The naloxone kits are not a replacement for substance use treatment, but they do save lives by allowing people who have overdosed enough time to be transported to a hospital. There’s a quote I like that states, “The only thing naloxone enables is breathing.”

So, what exactly is naloxone? It is an opioid antagonist, which means that it blocks the actions of opioid drugs by competing for the receptors they bind to in the brain. If a person has overdosed on an opioid drug such as heroin, morphine or opium – and is not breathing –administering naloxone can reverse those effects. Additionally, some opioid and non-opioid drugs are laced with fentanyl, unbeknown to the person taking them. Fentanyl is an extremely strong opioid and a tiny grain can be fatal.
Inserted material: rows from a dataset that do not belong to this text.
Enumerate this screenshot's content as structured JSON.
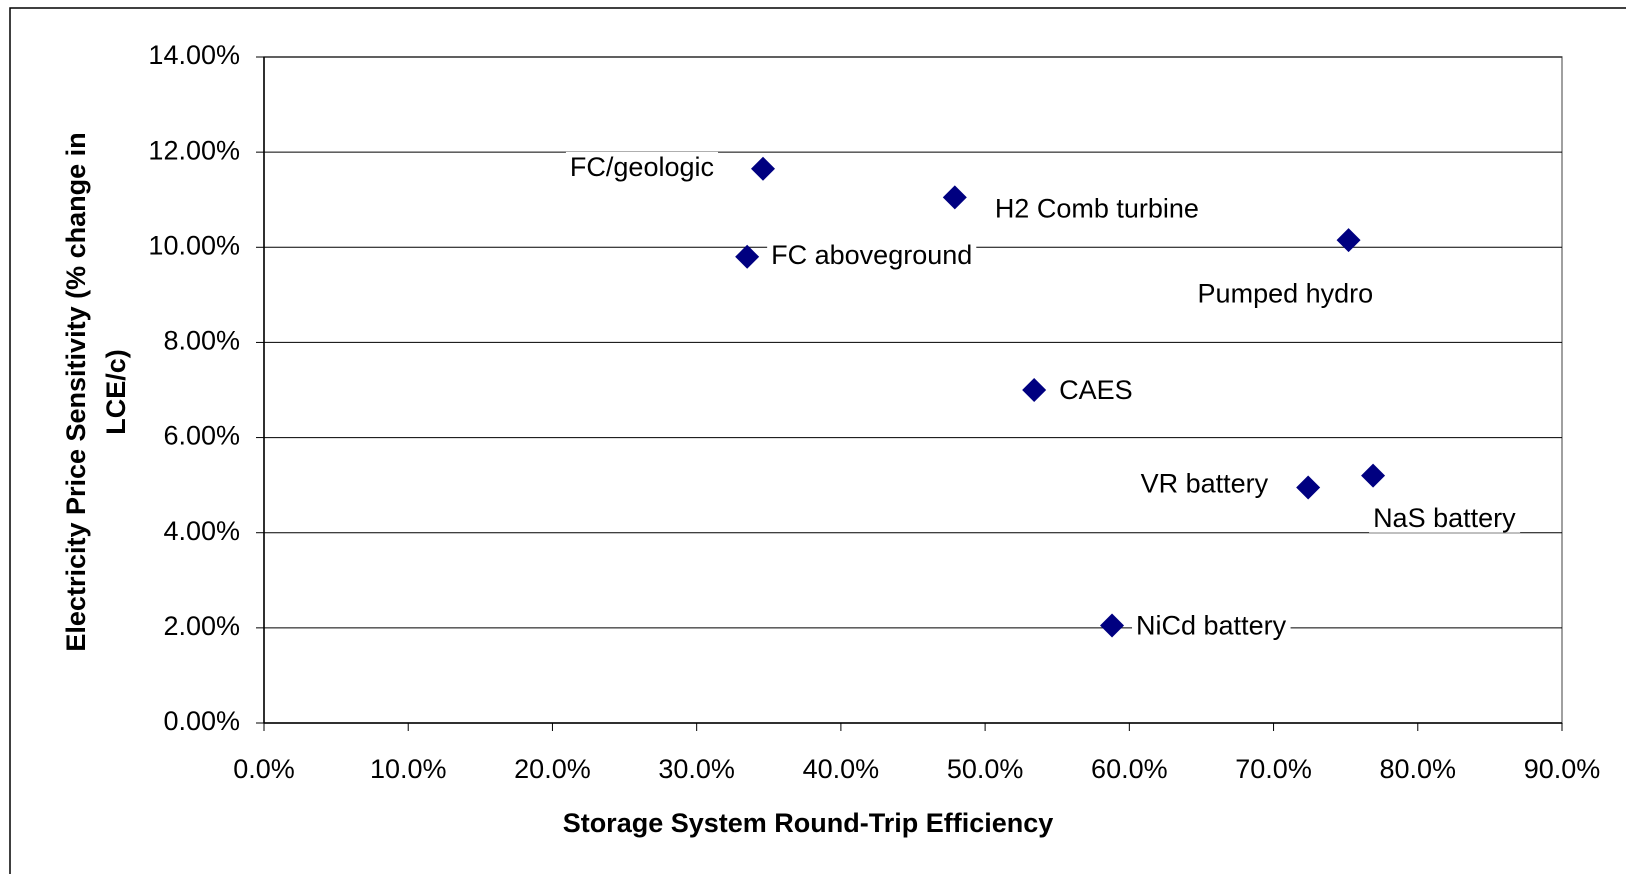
{
  "chart_data": {
    "type": "scatter",
    "xlabel": "Storage System Round-Trip Efficiency",
    "ylabel": [
      "Electricity Price Sensitivity (% change in",
      "LCE/c)"
    ],
    "labels": [
      "FC/geologic",
      "H2 Comb turbine",
      "FC aboveground",
      "Pumped hydro",
      "CAES",
      "VR battery",
      "NaS battery",
      "NiCd battery"
    ],
    "x": [
      34.6,
      47.9,
      33.5,
      75.2,
      53.4,
      72.4,
      76.9,
      58.8
    ],
    "values": [
      11.65,
      11.05,
      9.8,
      10.15,
      7.0,
      4.95,
      5.2,
      2.05
    ],
    "color": "#000080",
    "xlim": [
      0,
      90
    ],
    "xticks": [
      {
        "value": 0,
        "label": "0.0%"
      },
      {
        "value": 10,
        "label": "10.0%"
      },
      {
        "value": 20,
        "label": "20.0%"
      },
      {
        "value": 30,
        "label": "30.0%"
      },
      {
        "value": 40,
        "label": "40.0%"
      },
      {
        "value": 50,
        "label": "50.0%"
      },
      {
        "value": 60,
        "label": "60.0%"
      },
      {
        "value": 70,
        "label": "70.0%"
      },
      {
        "value": 80,
        "label": "80.0%"
      },
      {
        "value": 90,
        "label": "90.0%"
      }
    ],
    "ylim": [
      0,
      14
    ],
    "yticks": [
      {
        "value": 0,
        "label": "0.00%"
      },
      {
        "value": 2,
        "label": "2.00%"
      },
      {
        "value": 4,
        "label": "4.00%"
      },
      {
        "value": 6,
        "label": "6.00%"
      },
      {
        "value": 8,
        "label": "8.00%"
      },
      {
        "value": 10,
        "label": "10.00%"
      },
      {
        "value": 12,
        "label": "12.00%"
      },
      {
        "value": 14,
        "label": "14.00%"
      }
    ],
    "grid": true
  }
}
The naloxone training occurred during Canada’s HIV/AIDs Awareness Week, where many physicians and community leaders gave talks on the matter. The SMSS Global Health Committee hosted a lunchtime talk with Jason Mercredi, executive director of AIDs Saskatoon. After his discussion, I have been reflecting more on the philosophy of harm reduction and what it encompasses holistically.

We all practice harm reduction every day. As a young dancer, I learned how to warm up properly and land my jumps in a deep plié to prevent injuries. As a lifeguard, I enforced the ‘no running’ rule to prevent falls and I taught swimming lessons to prevent drowning. But when we think of harm reduction, we only think of clean needle exchanges and wearing bike helmets or seat belts – we think of the physical.
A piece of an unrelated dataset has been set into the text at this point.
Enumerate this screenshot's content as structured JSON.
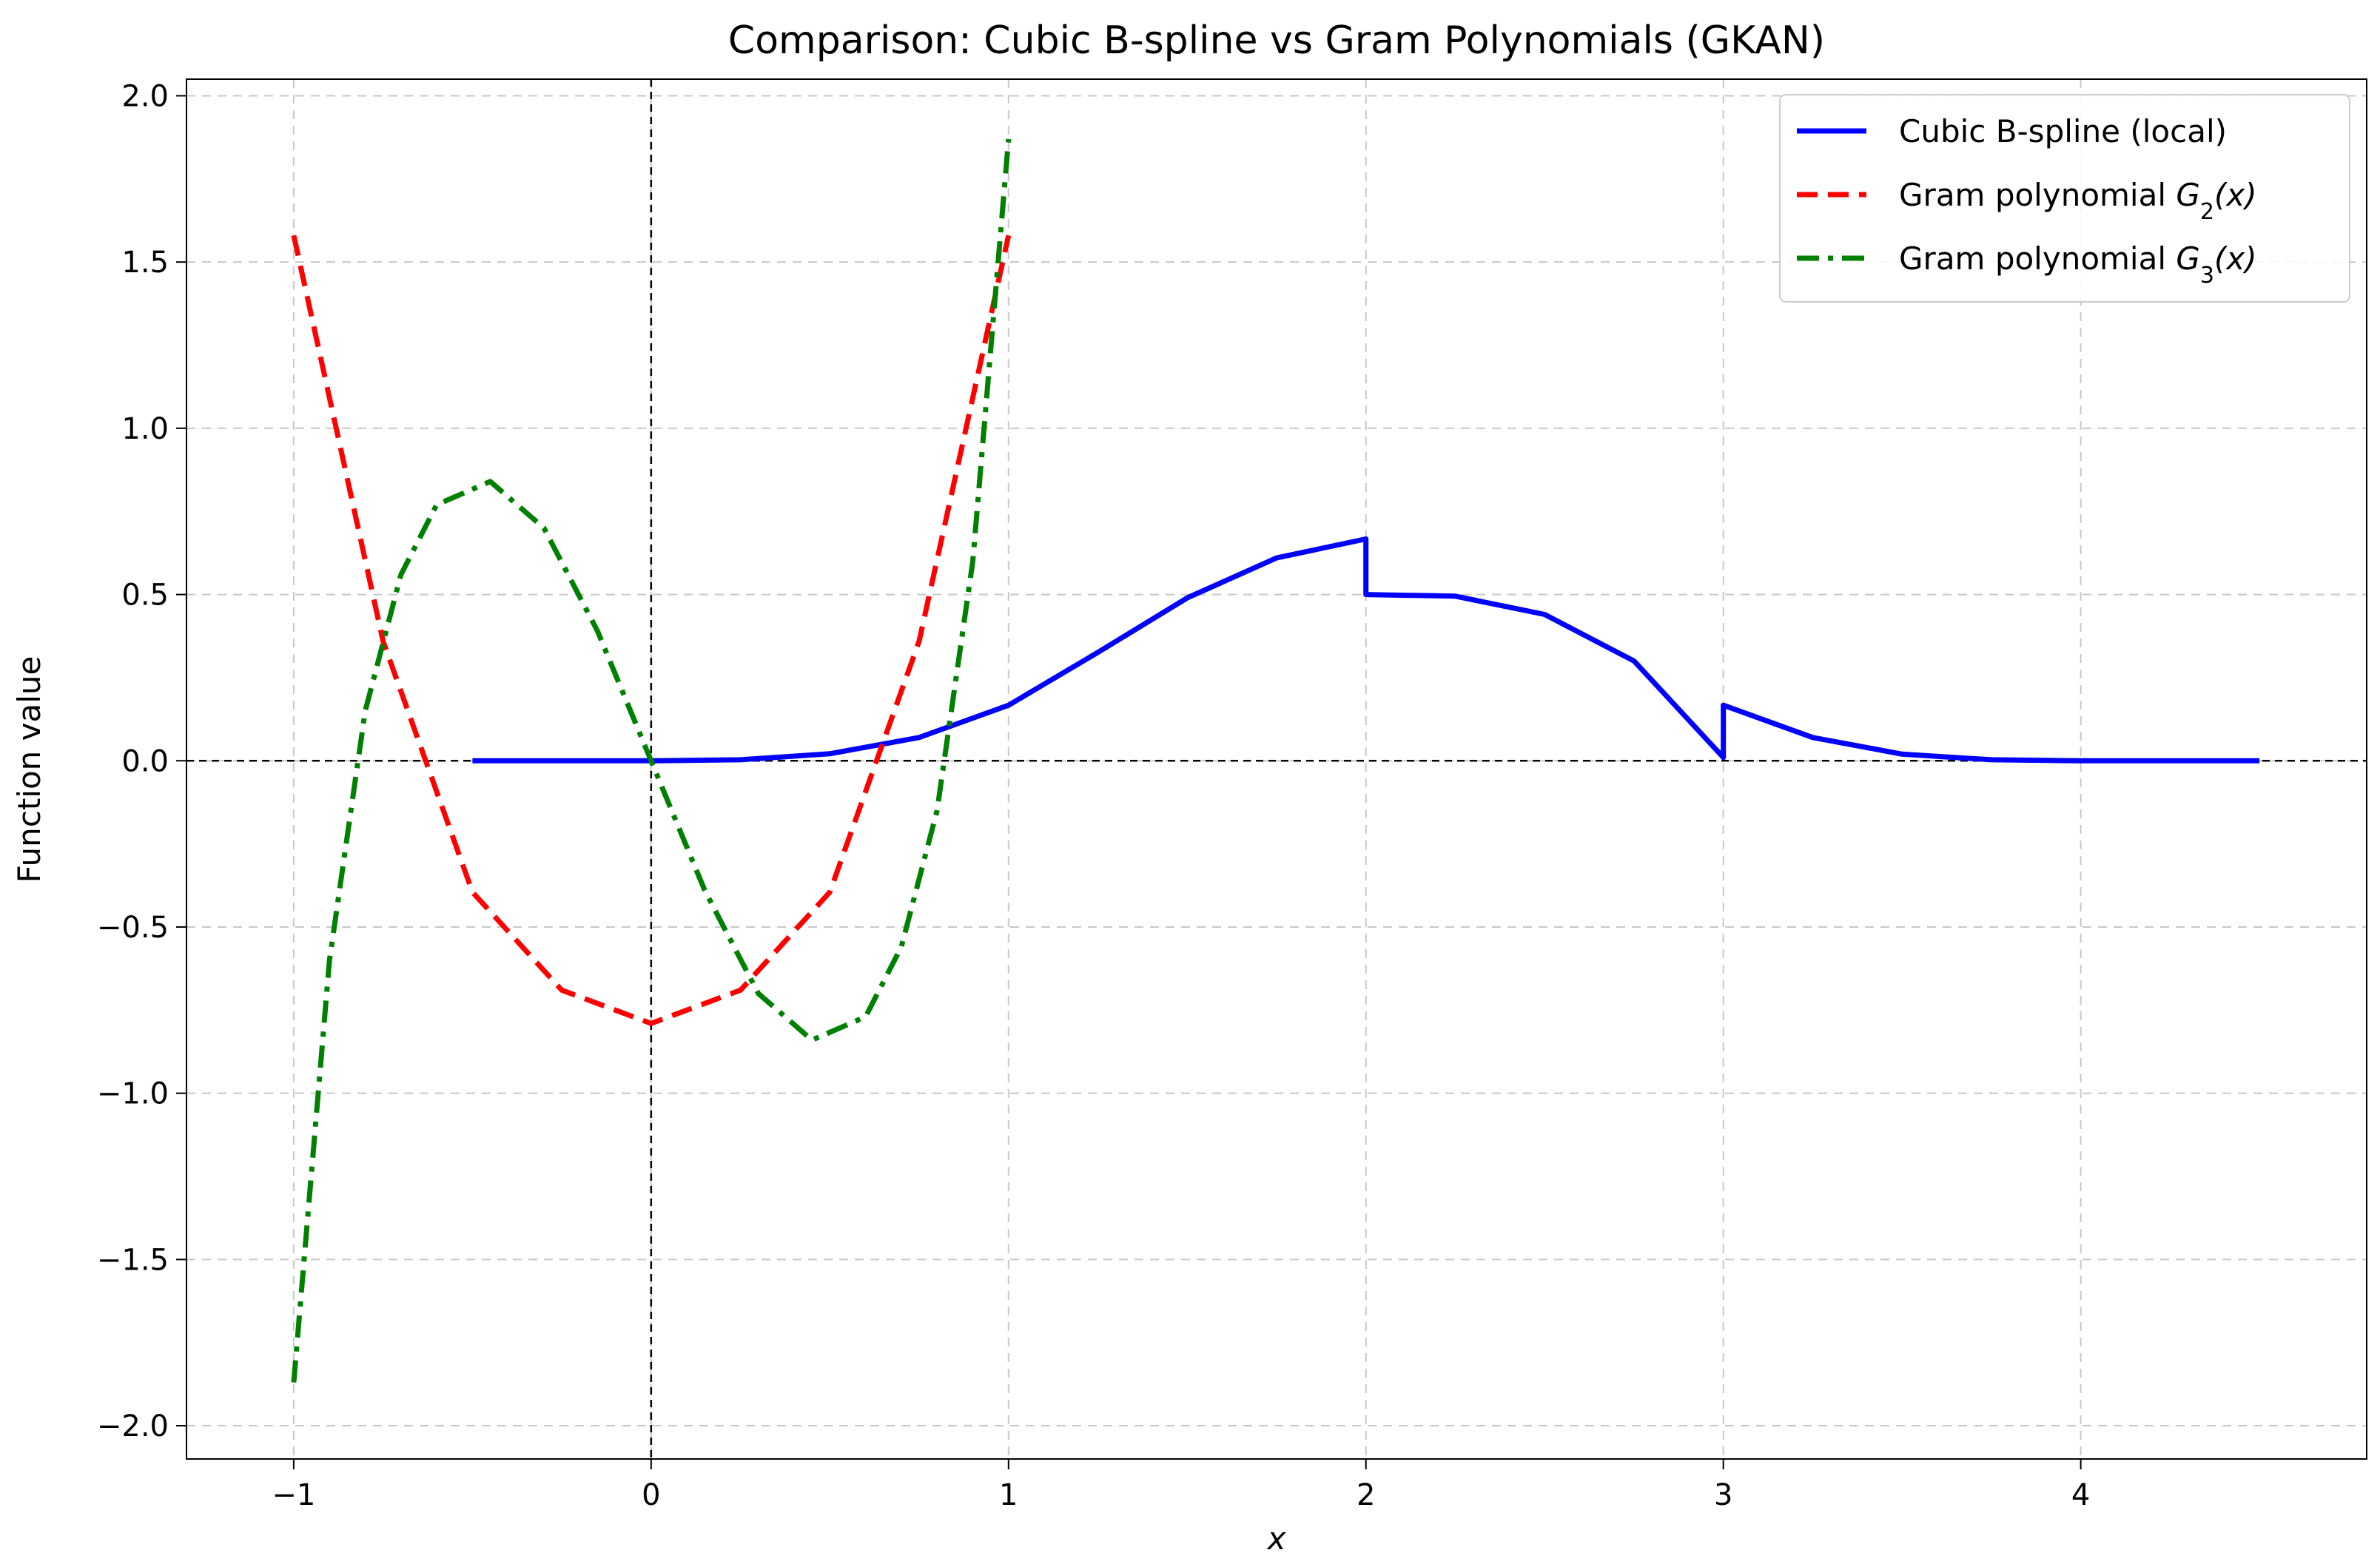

Mercredi discussed broadening our views of harm reduction so that they are more comprehensive than a health and public safety philosophy. We must not only do our part to help reduce the harms of drug use but help to reduce the harms of the traumas that so often lead to substance misuse.

Plenty of research shows that the social determinants of health have lifelong effects on people’s brain development and ability to cope with adverse events. Often, mental illness and substance use are consequences of early childhood traumas. They are coping mechanisms that offer a person a sense of control and relief from their pain. We must take a look at where people’s suffering is stemming from.

Harm reduction includes investing in the social determinants as a community and fostering conditions to promote healing. This includes taking on poverty, racism, and colonialism. In Saskatchewan, it could mean improving working conditions or reducing the number of children in care.

With my medical student cap on, I could tell you all about how harm reduction in the form of clean needles and education can prevent abscesses, osteomyelitis, endocarditis, Hepatitis C, and HIV. But it can also reduce stigma, it can help people heal on their own terms, and it can promote self-love.